It’s been 150 years since Scottish Physicist James Clerk Maxwell showed off the world’s first colour photograph at a Royal Institution lecture in London. His discovery is incredible but, technically, it shouldn’t have worked.
Best known for formulating classical electromagnetic theory and demonstrating that electricity, magnetism and light are all permutations of the electromagnetic field, James Clerk Maxwell’s research in optics led him to hypothesise the three-colour method in 1855. The three-colour method is based around the three types of colour-sensing cones in the human eye: red, green or blue. Maxwell figured that the human eye could be fooled into seeing a full colour picture if three slides of the appropriate colour in the proper proportions were overlaid.

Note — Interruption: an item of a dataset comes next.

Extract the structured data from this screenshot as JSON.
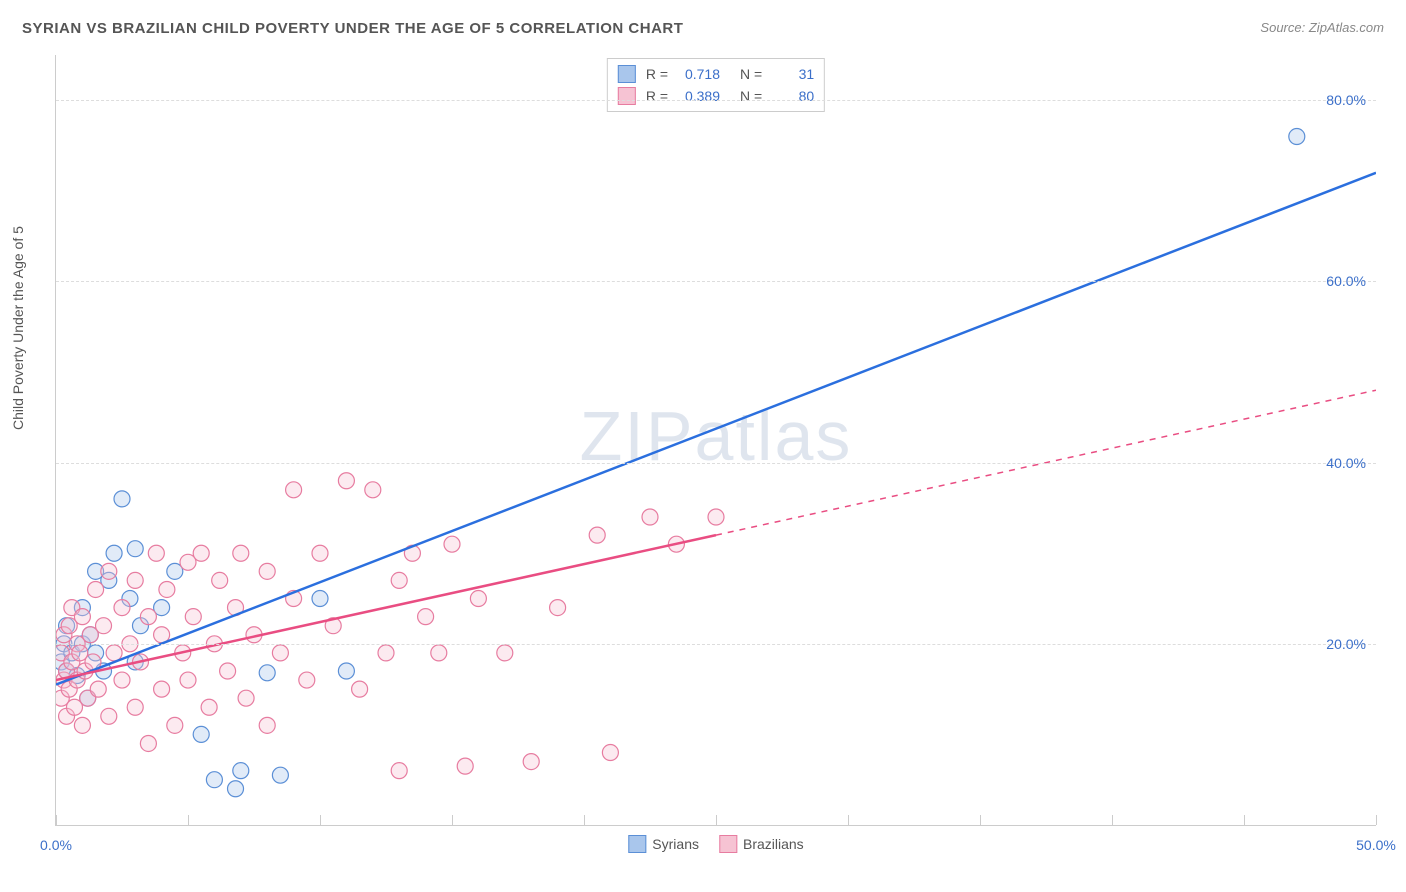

To demonstrate this effect, he and his assistant created the composite picture of a tartan ribbon you see above from three monochrome images, each filtered for a specific colour. The only problem was that the emulsion that he used to capture the monochrome images was really only reactive to blue light. The green light emulsion barely registered anything outside the blue-green spectrum and the red light emulsion did nothing at all. So how did he end up getting a full-colour image? Turns out the ferric thiocyanate he used as the red filter allows a large amount of ultraviolet light to pass through and red-dyed fabrics tend to reflect ultraviolet light as well as red. The red colour he produced was not from the visual spectrum at all, instead he created a full colour image from the ultraviolet, blue-green, blue spectrums.
Maxwell succeeded in creating the world’s first durable colour photograph – but for the wrong reasons. So happy birthday, colour photography, you’re one of our favourite accidents.